The city leaders discussed ongoing issues with LaFayette’s infrastructure, finances, business recruitment and community involvement, among other areas.

One of the main agreements that the council and city manager reached during the visioning session was the need for the city to create a five-year capital investment plan encompassing each department and the city as a whole. The council plans to mandate to each city department that a long-range plan, outlining tangible goals and plans for future department successors, be turned in to the city manager by October.

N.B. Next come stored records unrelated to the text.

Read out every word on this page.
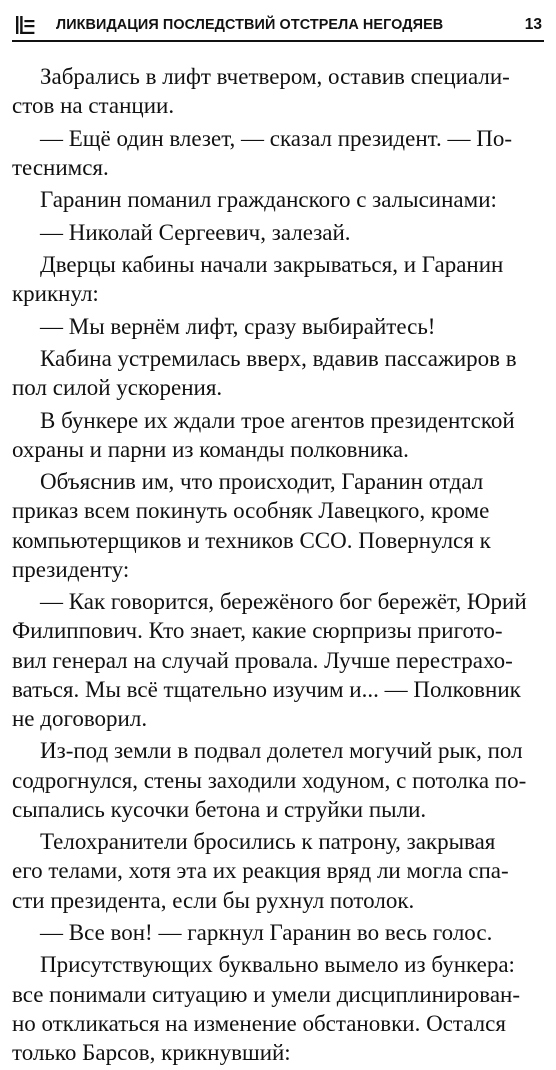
ЛИКВИДАЦИЯ ПОСЛЕДСТВИЙ ОТСТРЕЛА НЕГОДЯЕВ	13

Забрались в лифт вчетвером, оставив специали-
стов на станции.

— Ещё один влезет, — сказал президент. — По-
теснимся.

Гаранин поманил гражданского с залысинами:

— Николай Сергеевич, залезай.

Дверцы кабины начали закрываться, и Гаранин
крикнул:

— Мы вернём лифт, сразу выбирайтесь!

Кабина устремилась вверх, вдавив пассажиров в
пол силой ускорения.

В бункере их ждали трое агентов президентской
охраны и парни из команды полковника.

Объяснив им, что происходит, Гаранин отдал
приказ всем покинуть особняк Лавецкого, кроме
компьютерщиков и техников ССО. Повернулся к
президенту:

— Как говорится, бережёного бог бережёт, Юрий
Филиппович. Кто знает, какие сюрпризы пригото-
вил генерал на случай провала. Лучше перестрахо-
ваться. Мы всё тщательно изучим и... — Полковник
не договорил.

Из-под земли в подвал долетел могучий рык, пол
содрогнулся, стены заходили ходуном, с потолка по-
сыпались кусочки бетона и струйки пыли.

Телохранители бросились к патрону, закрывая
его телами, хотя эта их реакция вряд ли могла спа-
сти президента, если бы рухнул потолок.

— Все вон! — гаркнул Гаранин во весь голос.

Присутствующих буквально вымело из бункера:
все понимали ситуацию и умели дисциплинирован-
но откликаться на изменение обстановки. Остался
только Барсов, крикнувший:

Furthermore, the city has hopes to include in its own overall five-year outline a plan to build a new city hall. As local option sales tax negotiations are fast approaching, city officials believe this is the perfect time to begin planning to earmark funds for a new building using the next round of SPLOST. Theoretical plans call for a new building constructed behind the existing LaFayette city hall, with the space currently housing the older building being transformed into a more “park-like” public use area.

Also, the city decided that an update to its outdated codes system is desperately needed. In order to attract more businesses to the area, city officials hope to make the codes more friendly toward new and growing businesses, as well as more visible to those searching the city’s website. Though the city has yet to decide whether it will hire an outside specialist to have a crack at the convoluted old codes, the move is expected, as city manager Frank Etheridge pointed out that the only other body legally able to do so – the city planning commission – is not as highly qualified in the technical aspects the task would require.

Finally, LaFayette leaders discussed the need to have a changing mindset toward customer service, especially in departments catering to future business opportunities, such as the airport and golf course. The LaFayette golf course has long been a necessary drain on the local coffers, the council members agreed, as it rarely makes money but is necessary in order to attract new businesses from outside.

Included in the discussions were tentative plans to market the airport, golf course and restaurant as a single unit, and make the customer experience flow more smoothly between the three.

In order to increase revenue in that department, the city leaders decided, a paradigm shift in the way the golf course and airport are operated is sorely needed.

This and many other issue-resolving ideas that the visioning session brought up will take time for the city to implement. The council is expected to discuss the matters further over the coming weeks as it prepares for LOST negotiations later in June.